Determining the key facets of the work

Of the facets previously enumerated, the external factors, like the references in a work and the information about the context surrounding a work can most often be presented as text and handled with standard didactic approaches and relevant appropriate accessibility techniques. The other facets, which are more directly focussed on the artist, the work and the audience will be explored in greater detail.

When approaching the translation of an artwork into another sensory mode you must first answer the following: Should you be focussed on re-presenting the idea behind the work, the process involved in creating the work, the work itself or the experience that the work creates for the audience. In some cases, such as scored musical compositions or scripted plays and performances, there is the additional question: Should you translate the score / script or an interpretation of the it.

First let's look into art that prioritizes process.

Process

Process Art was a specific movement in the mid-1960s in which artists allowed the process of making art to follow its own inherent tendencies, rather than following a predetermined plan. Robert Morris made work by making long cuts into lengths of felt, and then hanging them on a nail and allowing them to find a their own form based on the properties of the felt under the influence of gravity. The process of making the work was usually clearly visible in the finished work.

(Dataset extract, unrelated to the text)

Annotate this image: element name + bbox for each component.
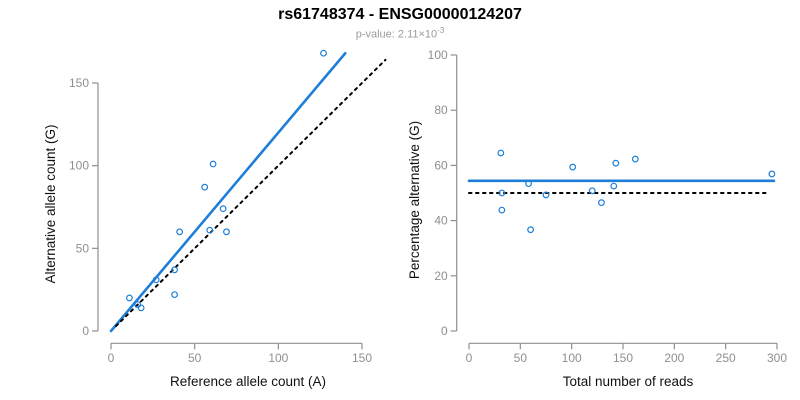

But the importance of the process in a work is not limited to a particular school or movement. For some artists, focussing on the process is a philosophical position. For others it is simply that they find the results are better when they focus on process rather than product. In other cases, there is no product, or the product is completely incidental, and the work is essentially a kind of ritual or performance carried out by the artist.

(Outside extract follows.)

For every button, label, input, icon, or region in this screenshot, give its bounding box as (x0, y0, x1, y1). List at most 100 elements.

If process is a key facet in the work in the sense that the process remains visible in the result, then we must be careful to try and preserve the artifacts of the process in the translation. This might result in a translation that less accurately reflects the finished work, but more accurately reflects the process by which it was made.

If the process is akin to a performance, then the work likely exists most importantly in documentation and description. The challenge shifts to making the documentation accessible. Even where there is tangible work, making any extant documentation accessible may be the highest priority, depending on the specifics of that particular work. In some cases, a more effective approach may be to enable the audience to re-inact the process/performance, especially where the process involves modalities in which the audience has more facility than the sensory modes required to access the documentation or the realized work.

The artist's established intent can be a useful guide in sorting through these priorities.